Per i pagamenti effettuati tra il 17 settembre ed il 30 settembre 2022, l’INPS non applicherà le sanzioni civili sui versamenti dei contributi agricoli che scadevano lo scorso 16 settembre. Lo ha comunicato l’Istituto previdenziale con il messaggio n. 3388 dello scorso 15 settembre pubblicato sul proprio sito istituzionale.

Con il messaggio n. 3388/2022 l’INPS interviene sui contributi da versare dovuti dai coltivatori diretti, coloni, mezzadri e imprenditori agricoli professionali (I.A.P.) disponendo, di fatto, una mini-proroga del termine di versamento alla data del 30 settembre 2022 senza l’applicazione delle sanzioni civili previste dalla legge.

Le sanzioni civili sono previste nel caso in cui i contributi agricoli obbligatori dei lavoratori autonomi siano versati in ritardo o il pagamento non sia stato effettuato del tutto. Ricordiamo che la scadenza ordinaria del pagamento della seconda rata dell’emissione relativa ai contributi dei lavoratori autonomi in agricoltura era fissata al 16 settembre 2022.

Per quanto riguarda le scadenze relative ai versamenti dei contributi obbligatori agricoli che i lavoratori autonomi sono tenuti a rispettare, riepiloghiamo il quadro completo per l’anno 2022:

Gli agricoltori autonomi e/o i loro intermediari abilitati attraverso il cassetto previdenziale hanno la possibilità di consultare e verificare la propria posizione previdenziale con riguardo alle suddette scadenze e alle diverse tipologie di dati dell’azienda agricola.

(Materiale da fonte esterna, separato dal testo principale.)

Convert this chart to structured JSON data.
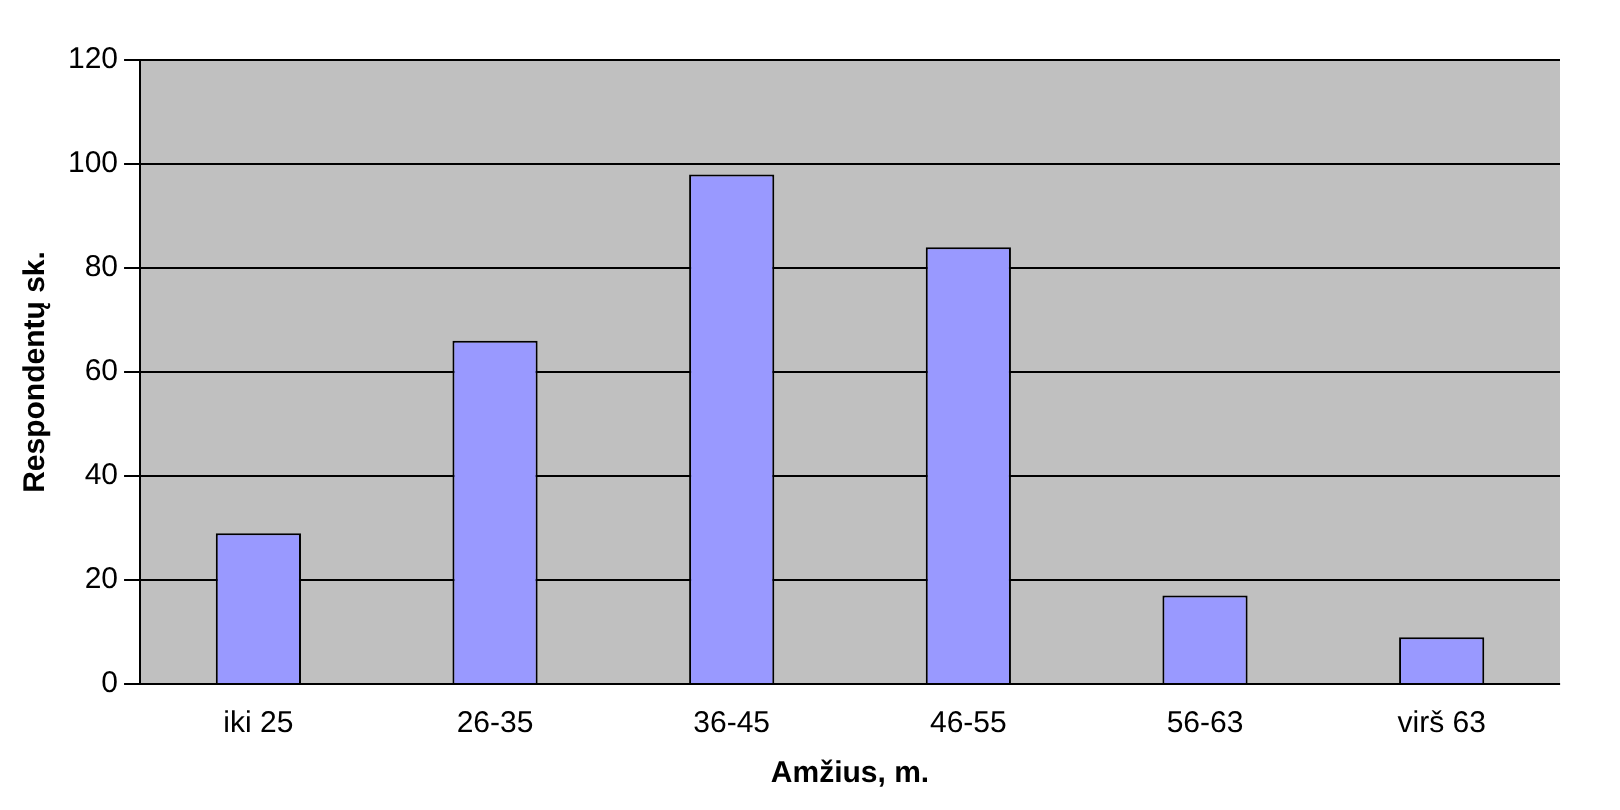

In particolare, accedendo al proprio cassetto previdenziale, ogni lavoratore autonomo agricolo può:

  • consultare i propri dati anagrafici e i dati contabili dell’azienda agricola;
  • visualizzare i versamenti contributivi effettuati;
  • scaricare e stampare i modelli F24 in formato pdf dei versamenti da effettuare;
  • verificare la propria situazione debitoria attraverso la visualizzazione degli estratti conto riepilogativi;
  • effettuare l’invio di domande di esonero, sospensione, dilazione e rimborso, regolarizzazioni spontanee delle somme dovute;
  • visualizzare le deleghe ricevute e rilasciate.

Considerate le anomalie di carattere tecnico rilevate in fase di accesso al cassetto previdenziale dei lavoratori autonomi in agricoltura che hanno determinato alcuni ritardi nell’acquisizione delle informazioni per effettuare il pagamento della seconda rata (per l’appunto quella che scadeva il 16 settembre 2022), l’Istituto ha comunicato questa mini-proroga per effettuare il versamento di quanto dovuto entro il 30 settembre 2022 senza l’applicazione delle sanzioni civili.

Anche in occasione del pagamento della prima rata dell’emissione 2022 (18 luglio 2022), l’istituto previdenziale aveva disposto l’azzeramento delle sanzioni per i versamenti effettuati dal 18 luglio all’8 agosto 2022 a causa delle difficoltà rappresentate dalle aziende agricole nel gestire il pagamento, poiché il prospetto con il dettaglio F24 Esercizio 2022 era stato reso disponibile in prossimità della scadenza (messaggio INPS n. 2823 del 14 luglio 2022).